Under pressure from legal advocacy groups and facing a divided city council, Mayor Ed Murray has finally offered something meaningful to the fight at city hall over how to address people sleeping outside.
In recent weeks, advocates for homeless people have called on the city to improve the way it clears homeless encampments and to allow unsheltered people to live on some limited public lands in the city. Council members have split on how far to go with that idea—or whether to do it at all.
Murray, meanwhile, has been on his own path. He convened a task force to work on the same issue at the same time as the city council. (That task force achieved basically nothing.) Murray's administration then issued a missive about all the problems with the council proposal. Then, he promised to veto any legislation allowing camping on parks property. Throughout the debate, nearly everyone has admitted the city's current city encampment policies are a failure, yet Murray has offered little in the way of an alternative.
Last night, he made a pitch. Instead of allowing more unsupervised camping on public land, Murray promised to open more city-supervised tent encampments.
In a last-minute press conference, Murray unveiled plans to open four new city-sanctioned tent encampments, promising at least one of them would be low-barrier, meaning residents could be active drug users. Nonprofit organizations would operate the camps in the same way they do at three others today. Murray acknowledged that it would likely face neighborhood backlash, but promised to move forward anyway.
The mayor also promised to increase garbage pickup near encampments. Beginning next month, the city will offer "needle pickup" within 24 hours of needles being reported, he said, and will install 10 sharps containers throughout the city. (Ten containers for the whole city seems obviously insufficient, but it's a start.)
Murray said the city will increase outreach to connect people living on the streets with shelter and services, and some community center and pool showers will soon be open to homeless people. He also reiterated plans to open a 24-hour homeless shelter by January.

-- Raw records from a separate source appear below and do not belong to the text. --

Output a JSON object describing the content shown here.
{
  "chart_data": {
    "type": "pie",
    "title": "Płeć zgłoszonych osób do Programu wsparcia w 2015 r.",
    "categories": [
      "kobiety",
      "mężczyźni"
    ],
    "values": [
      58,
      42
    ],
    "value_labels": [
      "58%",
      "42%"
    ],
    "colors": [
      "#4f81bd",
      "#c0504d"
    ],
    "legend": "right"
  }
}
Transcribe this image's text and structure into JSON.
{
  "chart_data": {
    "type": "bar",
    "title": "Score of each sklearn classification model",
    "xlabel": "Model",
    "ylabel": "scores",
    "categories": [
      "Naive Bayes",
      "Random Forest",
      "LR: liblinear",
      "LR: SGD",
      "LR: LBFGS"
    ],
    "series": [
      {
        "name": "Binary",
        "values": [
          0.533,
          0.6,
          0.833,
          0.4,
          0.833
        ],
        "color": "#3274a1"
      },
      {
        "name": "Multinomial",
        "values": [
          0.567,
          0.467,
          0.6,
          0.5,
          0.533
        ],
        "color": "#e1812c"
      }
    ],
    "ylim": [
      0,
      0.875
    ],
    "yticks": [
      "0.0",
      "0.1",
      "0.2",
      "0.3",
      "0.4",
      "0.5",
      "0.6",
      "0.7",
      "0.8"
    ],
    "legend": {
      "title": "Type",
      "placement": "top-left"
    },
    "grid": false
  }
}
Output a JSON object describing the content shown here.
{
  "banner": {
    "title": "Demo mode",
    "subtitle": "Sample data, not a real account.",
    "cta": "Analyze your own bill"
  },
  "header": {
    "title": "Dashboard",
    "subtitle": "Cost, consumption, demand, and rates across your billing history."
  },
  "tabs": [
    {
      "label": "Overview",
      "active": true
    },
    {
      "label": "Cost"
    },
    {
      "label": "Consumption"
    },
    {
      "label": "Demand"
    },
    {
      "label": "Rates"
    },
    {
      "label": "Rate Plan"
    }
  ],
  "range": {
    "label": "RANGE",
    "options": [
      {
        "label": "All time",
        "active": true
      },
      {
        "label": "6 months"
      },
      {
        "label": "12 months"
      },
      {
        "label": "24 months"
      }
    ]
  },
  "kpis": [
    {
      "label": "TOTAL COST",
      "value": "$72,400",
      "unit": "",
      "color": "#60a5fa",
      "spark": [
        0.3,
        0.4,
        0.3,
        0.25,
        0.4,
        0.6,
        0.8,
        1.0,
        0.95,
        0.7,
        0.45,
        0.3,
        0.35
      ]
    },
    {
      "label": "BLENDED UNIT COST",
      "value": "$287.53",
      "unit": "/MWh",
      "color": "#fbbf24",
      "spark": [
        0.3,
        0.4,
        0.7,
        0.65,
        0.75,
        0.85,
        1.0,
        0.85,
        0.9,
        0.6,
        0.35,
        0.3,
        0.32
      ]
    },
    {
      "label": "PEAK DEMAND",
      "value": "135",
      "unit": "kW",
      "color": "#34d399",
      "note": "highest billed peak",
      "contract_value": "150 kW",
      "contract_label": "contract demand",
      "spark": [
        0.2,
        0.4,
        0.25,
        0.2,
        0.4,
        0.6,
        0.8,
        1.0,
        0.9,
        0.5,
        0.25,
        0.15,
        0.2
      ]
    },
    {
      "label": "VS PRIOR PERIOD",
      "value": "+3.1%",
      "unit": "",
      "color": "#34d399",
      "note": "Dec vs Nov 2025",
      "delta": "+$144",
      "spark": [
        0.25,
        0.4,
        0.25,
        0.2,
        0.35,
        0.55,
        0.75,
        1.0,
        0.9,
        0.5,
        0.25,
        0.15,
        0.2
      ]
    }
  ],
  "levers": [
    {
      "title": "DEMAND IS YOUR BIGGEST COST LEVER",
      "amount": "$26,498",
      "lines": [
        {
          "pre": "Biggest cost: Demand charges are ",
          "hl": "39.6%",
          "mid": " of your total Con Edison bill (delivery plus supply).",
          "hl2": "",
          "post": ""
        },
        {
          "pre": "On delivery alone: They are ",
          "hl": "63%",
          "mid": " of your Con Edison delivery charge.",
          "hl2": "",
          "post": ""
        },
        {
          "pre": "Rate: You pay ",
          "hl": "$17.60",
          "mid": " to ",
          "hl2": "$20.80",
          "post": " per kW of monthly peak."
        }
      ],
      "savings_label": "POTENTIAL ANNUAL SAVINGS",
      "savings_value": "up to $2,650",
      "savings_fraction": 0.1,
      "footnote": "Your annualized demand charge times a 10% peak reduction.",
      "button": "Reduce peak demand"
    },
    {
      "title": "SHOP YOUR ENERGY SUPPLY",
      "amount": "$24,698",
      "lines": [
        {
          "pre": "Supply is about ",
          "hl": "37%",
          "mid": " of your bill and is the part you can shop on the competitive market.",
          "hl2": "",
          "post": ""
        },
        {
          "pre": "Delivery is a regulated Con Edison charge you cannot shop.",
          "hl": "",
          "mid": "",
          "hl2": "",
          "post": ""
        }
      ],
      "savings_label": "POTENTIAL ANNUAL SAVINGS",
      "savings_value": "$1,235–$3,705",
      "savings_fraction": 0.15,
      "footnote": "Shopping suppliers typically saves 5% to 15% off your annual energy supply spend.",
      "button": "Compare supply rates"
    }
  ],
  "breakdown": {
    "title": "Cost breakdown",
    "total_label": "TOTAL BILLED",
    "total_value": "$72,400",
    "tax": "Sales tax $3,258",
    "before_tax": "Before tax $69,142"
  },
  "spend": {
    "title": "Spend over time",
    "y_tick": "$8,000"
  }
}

Throughout all this, Murray doubled down on opposing any camping in city parks. A proposal from Council Member Mike O'Brien would allow camping on some wooded parks land, but not play fields or pathways. Murray vowed the city would continue removing homeless people sleeping in city parks or on sidewalks—a win for the neighborhood activists who have revolted against O'Brien's idea. "We can't have people in our parks," Murray said. "We can't have people on our sidewalks."
If the city-run shelters and encampments are full, however, some non-parks camping may be tolerated.
"We will not displace people from unauthorized encampments unless we can provide them with a reasonable alternative," he said.
Murray has yet to release a formal plan for any of this. He promised to send the city council a resolution next week outlining these steps. Murray said he would use $1.2 million from next year's budget for the four new authorized encampments. He will direct another $1 million to the city's Human Services Department to try to find nonprofits, private companies, churches, and philanthropic organizations to provide more shelter and storage space.
So, what does this all mean?
Overall, these are steps advocates for homeless people have endorsed in the past and are likely to support. But there will still be people who refuse to go to city-supervised encampments or shelter and the city must reckon with that.
The mayor's announcement is both a win and a loss for groups like the American Civil Liberties Union of Washington and Columbia Legal Services, which support O'Brien's bill. The high-profile discussion clearly forced the mayor's hand, but his announcement did not address all of advocates' concerns.
O'Brien, who was not at the mayor's press conference, is also unlikely to be satisfied. He has repeatedly insisted that there must be some public land where people who choose not to go into city-supervised shelters and encampments can live without being chased out by authorities. That need remains unaddressed. I've reached out to O'Brien for comment and will update this post if I hear from him.
At 9:30 am today, the council had planned to discuss two competing versions of encampment legislation. Now, they will also hear from the mayor's office and put off voting on anything. Because of the council's budget process, that could mean punting any decision until December. By then, Bagshaw said, Murray's plan may have addressed the issues she was trying to deal with in the legislation. If a majority of council members line up behind the mayor, the O'Brien/ACLU/CLS proposal could be dead.